Da análise concertada dos referidos artigos [arts. 3.o, 60.o, n.o 5, 61.o, n.o 2, do CPC, e art. 98-J, n.o 3, do CPT] resulta que a inexistência de apresentação pela entidade empregadora do procedimento disciplinar implica, por parte do tribunal a quo, a prolação imediata de decisão de ilicitude do despedimento do trabalhador, sem necessidade de previamente dar cumprimento ao disposto no art. 3.o, n.o 3, do Código de Processo Civil, e isto porque tal sanção se mostra expressamente prevista na lei e é de uma evidência absoluta, subsumindo-se naquilo a que no n.o 3 do referido art. 3.o designa de “manifesta desnecessidade”.


(...).


Deste modo, e apesar de as decisões finais proferidas em sede de despacho saneador pressuporem a audição prévia das partes, (...) a não apresentação pela entidade empregadora do procedimento disciplinar determina a prolação imediata pelo juiz de uma decisão a declarar a ilicitude do despedimento do trabalhador, por se tratar de uma daquelas situações, dada a sua simplicidade de apreciação, de manifesta desnecessidade de prévia audição.


(...)


É igualmente verdade que a conclusão de que o procedimento disciplinar não se mostra junto pela entidade empregadora na sua totalidade resulta da resposta apresentada pelo Autor, bem como pela documentação junta. No entanto, a entidade empregadora teve a possibilidade de impugnar tal documentação, como, aliás, fez com outros documentos juntos pelo Autor, e não procedeu à sua impugnação, pelo que, dada a facilidade na perceção da situação, por manifesta desnecessidade, é igualmente de aplicar, de imediato, o disposto no art. 98.o-J, n.o 3, do Código de Processo do Trabalho, sem proceder a prévia audição das partes.


Pelo exposto, inexistindo qualquer omissão de ato que a lei prescreva, indefere-se também nesta parte a nulidade invocada pela Apelante.”. – fim de citação.


3. – Nas conclusões do seu recurso, a Recorrente apresentou, rigorosamente, os mesmos argumentos que alegou no recurso interposto para o Tribunal da Relação de Évora, e invocou ainda a existência de um acórdão em sentido diferente à decisão recorrida: o acórdão do TRL de 09.10.2014, proc. n.o 2164/12.1TVLSB.L1-2, que juntou como acórdão-fundamento.


Cumpre decidir.


4. - Da não convocação da audiência prévia.

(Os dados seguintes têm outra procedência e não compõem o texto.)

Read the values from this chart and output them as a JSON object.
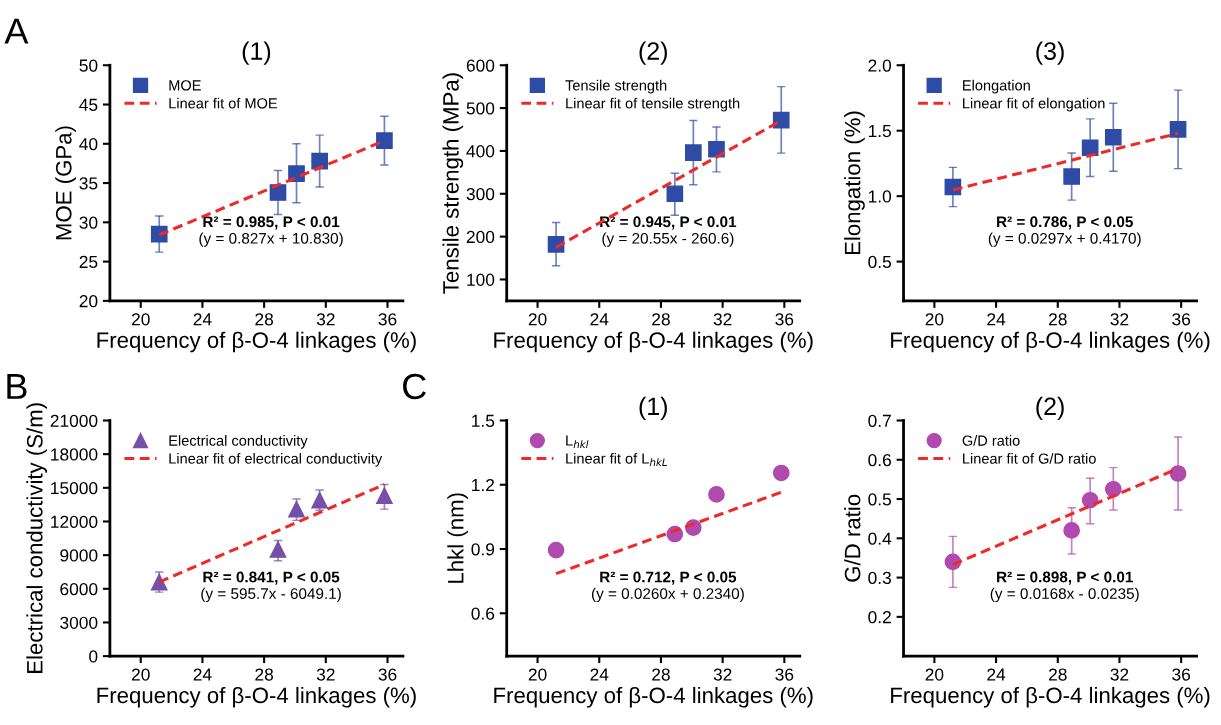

4.1. - O artigo 591.o - Audiência prévia – do CPC:


1 - Concluídas as diligências resultantes do preceituado no n.o 2 do artigo anterior, se a elas houver lugar, é convocada audiência prévia, a realizar num dos 30 dias subsequentes, destinada a algum ou alguns dos fins seguintes:


(...).”.


Por sua vez, o artigo 62.o - Audiência prévia – do Código de Processo do Trabalho (CPT) dispõe:


1 - Concluídas as diligências resultantes do preceituado no n.o 1 do artigo anterior, se a elas houver lugar, é convocada uma audiência prévia quando a complexidade da causa o justifique.”. (negrito nosso)


Decorre, pois, da conjugação dos citados normativos que, no âmbito do direito processual laboral, a audiência prévia apenas deve ser convocada “quando a complexidade da causa o justifique” e não, por regra, como determina o artigo 591.o, n.o 1, do CPC.


A sentença da 1.a instância foi proferida ao abrigo do disposto no artigo 98.o-J, n.o 3, do CPT, dado que “a Ré não juntou aos autos a totalidade do processo disciplinar (ou dos processos disciplinares, em número de 4, visto não se ter visto qualquer decisão de apensação de todos os processos disciplinares num só) que instaurou ao A..


A lei comina essa omissão com a declaração da ilicitude do despedimento do trabalhador, sem necessidade de qualquer consideração ou apreciação ulterior.”.


Ou seja, o objeto da ação não só não comporta complexidade relevante – a declaração da ilicitude do despedimento, por não junção aos autos da totalidade do procedimento disciplinar, e suas consequências decorrem da própria lei -, como a Ré recorrente também não alegou que a causa de pedir fosse complexa.


Sobre o acórdão do TRL, de 09.10.2014, proc. n.o 2164/12.1TVLSB.L1-2, que a recorrente juntou como acórdão-fundamento, importa dizer que foi proferido no âmbito de uma ação declarativa de condenação na forma ordinária, na área civil, em que foi aplicável à audiência prévia o regime previsto nos artigos 597.o e 591.odo CPC, diferente do regime previsto e aplicável na área laboral, como supra referenciado.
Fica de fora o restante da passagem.